After that, the Saudis hold a pause, although the current prices are not profitable for them. Their budget, like the Russian one, is based on $70 per barrel.

But still, on February 1, the energy ministers of the OPEC + member countries, following a meeting of the monitoring committee, did not recommend the alliance to change the current level of oil production. The delegates reaffirmed their commitment to the mining plan, which was agreed on October 5, 2022. The next meeting of the committee will take place on April 3.

This decision forces Moscow to independently solve the problem of bringing the prices of oil exports to values ​​that meet the needs of the budget. Recall that you need $70, but for now it turns out not more than $50 per barrel.

So price ceilings are not as harmless to us as some experts believe. Buyers of Urals in the East cannot ignore the figure of $60 when bidding. In addition, due to the oil embargo introduced by the EU on December 5, transport shoulders have significantly lengthened.

It is no coincidence that a year ago, US Treasury Secretary Jeannette Yellen proposed putting price ceilings on Russian hydrocarbons. Moreover, in May last year, she persuaded the European Commission not to plan an embargo, but rather to introduce an oil ceiling. On the one hand, this would make it possible not to destabilize the market, and on the other hand, to cut the revenues of the Russian budget.

However, in the end, both the embargo and the ceilings were announced to us.

Fixing marginal prices for diesel and fuel oil, as well as the corresponding embargo from February 5, will bring even more negative consequences to the domestic fuel and energy complex than limiting the price of crude oil. We will have to look for new markets for the entire hydrocarbon chain. At the same time, it is more profitable for new main consumers, for example, India, to buy crude oil in Russia, then process it themselves and deliver the final products to the same EU and the USA. Embargoes and ceilings on these supplies, of course, do not apply. According to the Argus agency, in January daily deliveries of Urals to the Indian market exceeded 1.36 million (the first place among exporters). This volume exceeded half of the former deliveries of crude oil from Russia to the European Union.

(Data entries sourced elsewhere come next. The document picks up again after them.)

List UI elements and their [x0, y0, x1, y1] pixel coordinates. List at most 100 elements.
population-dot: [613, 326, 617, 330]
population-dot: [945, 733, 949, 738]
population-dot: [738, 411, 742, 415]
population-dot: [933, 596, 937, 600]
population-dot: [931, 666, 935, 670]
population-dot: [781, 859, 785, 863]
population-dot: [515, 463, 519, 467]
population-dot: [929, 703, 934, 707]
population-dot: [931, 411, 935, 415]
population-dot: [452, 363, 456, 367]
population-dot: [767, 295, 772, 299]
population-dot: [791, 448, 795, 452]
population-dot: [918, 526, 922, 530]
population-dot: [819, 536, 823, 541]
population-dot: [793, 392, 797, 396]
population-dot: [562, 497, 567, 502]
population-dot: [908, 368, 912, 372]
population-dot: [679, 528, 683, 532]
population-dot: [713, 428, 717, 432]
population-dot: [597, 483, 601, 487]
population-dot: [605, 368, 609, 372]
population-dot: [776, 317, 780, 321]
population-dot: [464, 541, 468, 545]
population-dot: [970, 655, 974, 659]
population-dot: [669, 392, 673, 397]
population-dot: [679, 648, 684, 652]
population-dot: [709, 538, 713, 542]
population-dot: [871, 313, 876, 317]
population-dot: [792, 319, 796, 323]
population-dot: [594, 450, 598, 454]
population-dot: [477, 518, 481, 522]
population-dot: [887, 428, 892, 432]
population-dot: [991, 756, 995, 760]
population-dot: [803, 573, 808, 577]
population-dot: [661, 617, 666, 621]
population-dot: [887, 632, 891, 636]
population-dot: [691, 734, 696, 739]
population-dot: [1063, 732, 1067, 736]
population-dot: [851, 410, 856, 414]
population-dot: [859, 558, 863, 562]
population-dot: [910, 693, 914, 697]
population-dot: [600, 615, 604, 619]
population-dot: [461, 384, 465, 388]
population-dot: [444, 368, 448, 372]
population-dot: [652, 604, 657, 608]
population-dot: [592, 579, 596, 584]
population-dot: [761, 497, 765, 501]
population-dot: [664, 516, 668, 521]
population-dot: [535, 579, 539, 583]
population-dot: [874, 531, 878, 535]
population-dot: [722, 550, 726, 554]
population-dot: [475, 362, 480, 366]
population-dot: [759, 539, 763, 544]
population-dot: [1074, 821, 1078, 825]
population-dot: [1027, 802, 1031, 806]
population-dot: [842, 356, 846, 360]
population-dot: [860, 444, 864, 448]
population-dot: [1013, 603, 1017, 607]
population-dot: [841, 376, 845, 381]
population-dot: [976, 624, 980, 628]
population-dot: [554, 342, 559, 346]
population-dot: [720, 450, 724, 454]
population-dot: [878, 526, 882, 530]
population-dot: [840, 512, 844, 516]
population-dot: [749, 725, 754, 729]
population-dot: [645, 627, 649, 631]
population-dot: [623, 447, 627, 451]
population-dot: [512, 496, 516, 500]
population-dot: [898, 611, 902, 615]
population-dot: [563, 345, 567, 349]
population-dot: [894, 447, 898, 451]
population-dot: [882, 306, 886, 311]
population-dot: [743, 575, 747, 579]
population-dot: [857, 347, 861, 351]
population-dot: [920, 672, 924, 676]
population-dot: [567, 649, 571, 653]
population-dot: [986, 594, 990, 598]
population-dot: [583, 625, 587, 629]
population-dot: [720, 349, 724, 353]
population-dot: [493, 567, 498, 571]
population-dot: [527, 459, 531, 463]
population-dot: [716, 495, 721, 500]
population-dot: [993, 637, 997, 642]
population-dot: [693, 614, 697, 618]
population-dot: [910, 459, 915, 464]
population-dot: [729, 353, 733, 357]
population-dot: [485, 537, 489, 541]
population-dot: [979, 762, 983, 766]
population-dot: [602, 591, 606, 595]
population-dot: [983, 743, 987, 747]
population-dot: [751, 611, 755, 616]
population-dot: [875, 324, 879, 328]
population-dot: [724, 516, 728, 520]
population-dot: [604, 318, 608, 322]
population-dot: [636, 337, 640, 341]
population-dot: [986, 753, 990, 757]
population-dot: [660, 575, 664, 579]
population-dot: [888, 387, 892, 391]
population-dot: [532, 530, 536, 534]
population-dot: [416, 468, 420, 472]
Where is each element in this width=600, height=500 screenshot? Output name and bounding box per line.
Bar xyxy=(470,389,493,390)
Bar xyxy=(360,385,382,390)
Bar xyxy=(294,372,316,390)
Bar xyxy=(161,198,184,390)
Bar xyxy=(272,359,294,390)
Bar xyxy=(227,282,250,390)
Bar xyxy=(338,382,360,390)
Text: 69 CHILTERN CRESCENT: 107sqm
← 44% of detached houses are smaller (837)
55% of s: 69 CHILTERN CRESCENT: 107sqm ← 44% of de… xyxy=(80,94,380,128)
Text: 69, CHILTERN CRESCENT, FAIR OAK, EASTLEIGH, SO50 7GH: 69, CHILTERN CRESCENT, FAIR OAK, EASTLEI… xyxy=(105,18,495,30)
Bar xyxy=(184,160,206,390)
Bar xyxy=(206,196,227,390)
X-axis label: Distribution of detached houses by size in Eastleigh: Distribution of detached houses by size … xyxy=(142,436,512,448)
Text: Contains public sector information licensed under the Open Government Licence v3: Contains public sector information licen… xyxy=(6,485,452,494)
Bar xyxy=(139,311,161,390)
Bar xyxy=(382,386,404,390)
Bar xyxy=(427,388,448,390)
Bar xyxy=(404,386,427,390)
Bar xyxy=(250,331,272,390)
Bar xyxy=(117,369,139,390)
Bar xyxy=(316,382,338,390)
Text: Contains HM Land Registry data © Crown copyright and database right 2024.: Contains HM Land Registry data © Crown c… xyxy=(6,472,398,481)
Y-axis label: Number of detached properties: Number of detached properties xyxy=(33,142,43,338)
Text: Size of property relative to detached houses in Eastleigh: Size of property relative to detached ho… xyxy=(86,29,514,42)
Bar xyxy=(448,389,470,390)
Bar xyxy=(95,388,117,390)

And, according to Bloomberg, the import of diesel from India to New York at the beginning of this year increased significantly. No one checked the molecular composition of the fuel.

It’s not exactly a good deal for us. Prices for Indian diesel are lower than in the domestic American market, the transport arm is extra long. This means that Urals has to be delivered to India at extremely low prices. But there is no other way. It is urgent to occupy new market sectors.

However, the Russian authorities, as expected, responded by banning the supply of oil (from February 1) and oil products (in the near future) to buyers, up to the final ones, who decided to join the fixing of marginal prices. On December 27, Vladimir Putin issued a corresponding decree, and on January 30, the government published a decree that provides a mechanism for monitoring prices and suppressing ceiling deals. As expected, Russian oil companies were assigned as extreme. It is they who must monitor the purity of transactions. And also report the collected information to the FCS, which will then transfer everything to the Ministry of Energy. The ministry, on the other hand, must report monthly to the interdepartmental commission on the fuel and energy complex.

But it is difficult to say now how reliable the anti-ceiling barriers will be.

Moreover, many analysts believe that both the government and oil companies will try in the very near future to find many workarounds for price corridors, as well as an embargo. Including exotic ones. So, according to Bloomberg, at the end of last year, Singapore increased its purchases of Russian naphtha, a product of the primary processing of crude oil, by 46 (!) times. There is also a rapid replacement of Greek tankers and British insurance companies by Russian, Indian, Chinese and other non-Western residents.

Behind all these maneuvers, one thing looms: most likely, the escalation of the “ceiling” wars is yet to come.